I believe I am being prosecuted in this court for exercising my right of free speech, guaranteed to me as a Georgian citizen by the Georgian Constitution.
As for speech, you know the exact words I used at the demonstration towards the police, because I re-counted it in a TV interview that the prosecutor has submitted into evidence. I was very honest about it. The words I used (“Slaves!” “Traitors!”) are political statements about the role that the police are playing. They are statements about government policy. They are therefore constitutionally protected political speech. I know how to curse in Georgian, and I did not curse. I didn’t say anything about their mothers, or use any of the other colorful curses available in the Georgian language. And that’s according to the prosecution’s own evidence.
The “provocations” at these demonstrations are not by the demonstrators against the police. It’s the opposite: the provocations are by the police against the demonstrators. When police armed with all kinds of weapons and gear attack peaceful demonstrators, that is the first blow. When the demonstrators respond not with violence, but with words, that is a response, a defense against the provocation. And it is what any human with any dignity would and will do.
The police witnesses have lied to you in this courtroom in their oral testimony and in their written statements about the facts of the arrest. What time it happened. Who arrested me. What happened. They claim they personally warned me to stop “insulting” them three times before arresting me. The prosecution’s own video evidence shows that these police officers from a station in Vere were not the police who actually “arrested” – attacked me – on Rustaveli Avenue. These “witnesses” were not there. The men who arrested me wore black uniforms and black masks, whereas these officers, whom I only saw for the first time two hours after the beating when they took me to the police station in Digomi, and it was the first time they saw me, were wearing regular police uniforms. And you can see that there was no chance of a warning by the special forces who did attack me, as they targeted and ran at me from a distance of some 30 meters, breaking through a crowd of other demonstrators to get to me.

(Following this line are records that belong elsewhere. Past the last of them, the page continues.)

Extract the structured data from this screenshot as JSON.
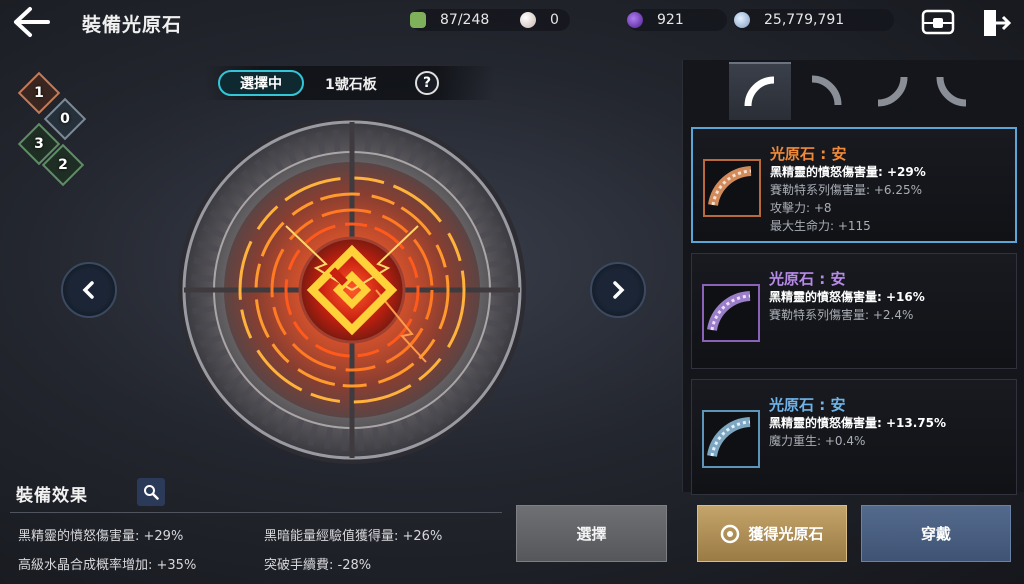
{
  "header": {
    "title": "裝備光原石",
    "resources": [
      {
        "name": "stamina",
        "value": "87/248",
        "color": "#7fb05a"
      },
      {
        "name": "pearl",
        "value": "0",
        "color": "#d9c8c0"
      },
      {
        "name": "dark-essence",
        "value": "921",
        "color": "#7a3fc4"
      },
      {
        "name": "silver",
        "value": "25,779,791",
        "color": "#9ab8d8"
      }
    ]
  },
  "selector": {
    "selected_label": "選擇中",
    "board_label": "1號石板",
    "help_label": "?"
  },
  "gems": [
    {
      "label": "1",
      "color": "#c47a58"
    },
    {
      "label": "0",
      "color": "#7a8a96"
    },
    {
      "label": "3",
      "color": "#5f8c66"
    },
    {
      "label": "2",
      "color": "#5f8c66"
    }
  ],
  "effects": {
    "title": "裝備效果",
    "items": [
      "黑精靈的憤怒傷害量: +29%",
      "黑暗能量經驗值獲得量: +26%",
      "高級水晶合成概率增加: +35%",
      "突破手續費: -28%"
    ]
  },
  "buttons": {
    "select": "選擇",
    "obtain": "獲得光原石",
    "equip": "穿戴"
  },
  "stones": [
    {
      "name": "光原石 : 安",
      "rarity_color": "#f08a3a",
      "stats": [
        "黑精靈的憤怒傷害量: +29%",
        "賽勒特系列傷害量: +6.25%",
        "攻擊力: +8",
        "最大生命力: +115"
      ]
    },
    {
      "name": "光原石 : 安",
      "rarity_color": "#b78ae8",
      "stats": [
        "黑精靈的憤怒傷害量: +16%",
        "賽勒特系列傷害量: +2.4%"
      ]
    },
    {
      "name": "光原石 : 安",
      "rarity_color": "#6fb4e8",
      "stats": [
        "黑精靈的憤怒傷害量: +13.75%",
        "魔力重生: +0.4%"
      ]
    }
  ],
  "colors": {
    "accent_cyan": "#33c6d6",
    "selected_border": "#5aa6d8",
    "gold_button": "#c4a46a",
    "blue_button": "#546a8c"
  }
}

And they have falsified documents. This protocol of the arrest – we have all seen clearly that the time of the arrest was changed. I remember that document like a photograph from the night at the police station. I mentally noted well at the time that it said 2:14 am as the time of the arrest – i.e., exactly when I was in fact taken out of the special forces’ van where I had been for nearly two hours with 10 other detainees, and was handed over to the regular police who testified here. When I signed it – you see my signature – it said 2:14 am, which aligned exactly with the time-date metadata on my photos, videos and texts. Now it says 1:14 am, and you can see clearly it was whited out and written over. Changing an official document after a citizen has signed it is a crime.
With all due respect, you as a judge should be concerned that police witnesses have committed criminal violations in your court room – lied to you in their oral testimony, lied to you in their written statements, and falsified the official documents they submitted to you.
But even more than that, as it affects my case, the lying and falsification of documents which we have proven here by photographs, videos and text messages – all time and date-stamped by the iPhone metadata – means that the prosecutor’s evidence about the facts of the arrest fails entirely. The prosecution has failed to prove the basic elements of their case – the facts of the alleged criminal conduct, the facts of the arrest. So you cannot convict me of the charges against me, when the evidentiary basis of the prosecution has utterly collapsed. They failed to prove their case.